The cost shows up the moment you want to test the flow across steps — "fill
credentials, advance, fill shipping, review, submit". With no wizard page object
there is nowhere for that flow to live, so it leaks into a test as raw step-by-step
choreography, or it simply never gets written. The fix is exactly rule 6: a
SignupWizardDriver whose ScenePart composes the step drivers, exposing a
flow-level API. (The golden-fixture harness under
scripts/skills/
asserts this gap still exists — a tripwire that flips to a failing regression
test the day the wizard page object is added.)

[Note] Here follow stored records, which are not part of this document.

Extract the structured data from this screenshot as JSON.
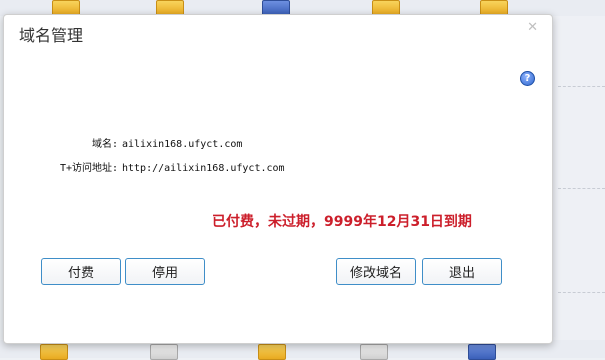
{
  "dialog": {
    "title": "域名管理",
    "close_icon": "close-icon",
    "help_icon": "help-icon",
    "help_glyph": "?"
  },
  "fields": {
    "domain_label": "域名:",
    "domain_value": "ailixin168.ufyct.com",
    "url_label": "T+访问地址:",
    "url_value": "http://ailixin168.ufyct.com"
  },
  "status": {
    "text": "已付费，未过期，9999年12月31日到期",
    "color": "#cc1f2b"
  },
  "buttons": {
    "pay": "付费",
    "disable": "停用",
    "modify_domain": "修改域名",
    "exit": "退出"
  }
}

The fixed idioms of a composite driver
Every composite driver in the examples above shares three idioms worth internalizing:
- The contravariant constructor. The option parameter is the empty-default
Partial<IComponentDriverOption>— not parameterized withtypeof parts— andpartsis hardcoded in the body. Constructor parameters are checked contravariantly, so the "natural" parameterized signature makes the class unplaceable in a parent scene. See Build Component Driver for the base-class mechanics. satisfies SceneParton the parts object, so a mistyped locator or driver is a compile error, not a silent locator break.- The
AssertScenePlaceableDriverlock (recommended) — a one-line compile-time assertion that catches a constructor regression at the driver's definition rather than at a distant call site.
Enforcement
The decision procedure lives in the
scaffold-test-driver
skill, and a structural checker under
scripts/skills/
regression-tests the examples above against these invariants — flagging a god
driver (too many parts), a page scene with more than one root entry, and the
missing-page-object anti-pattern. Reach for the skill when you start a driver
tree; this guide is the "why" behind what it does.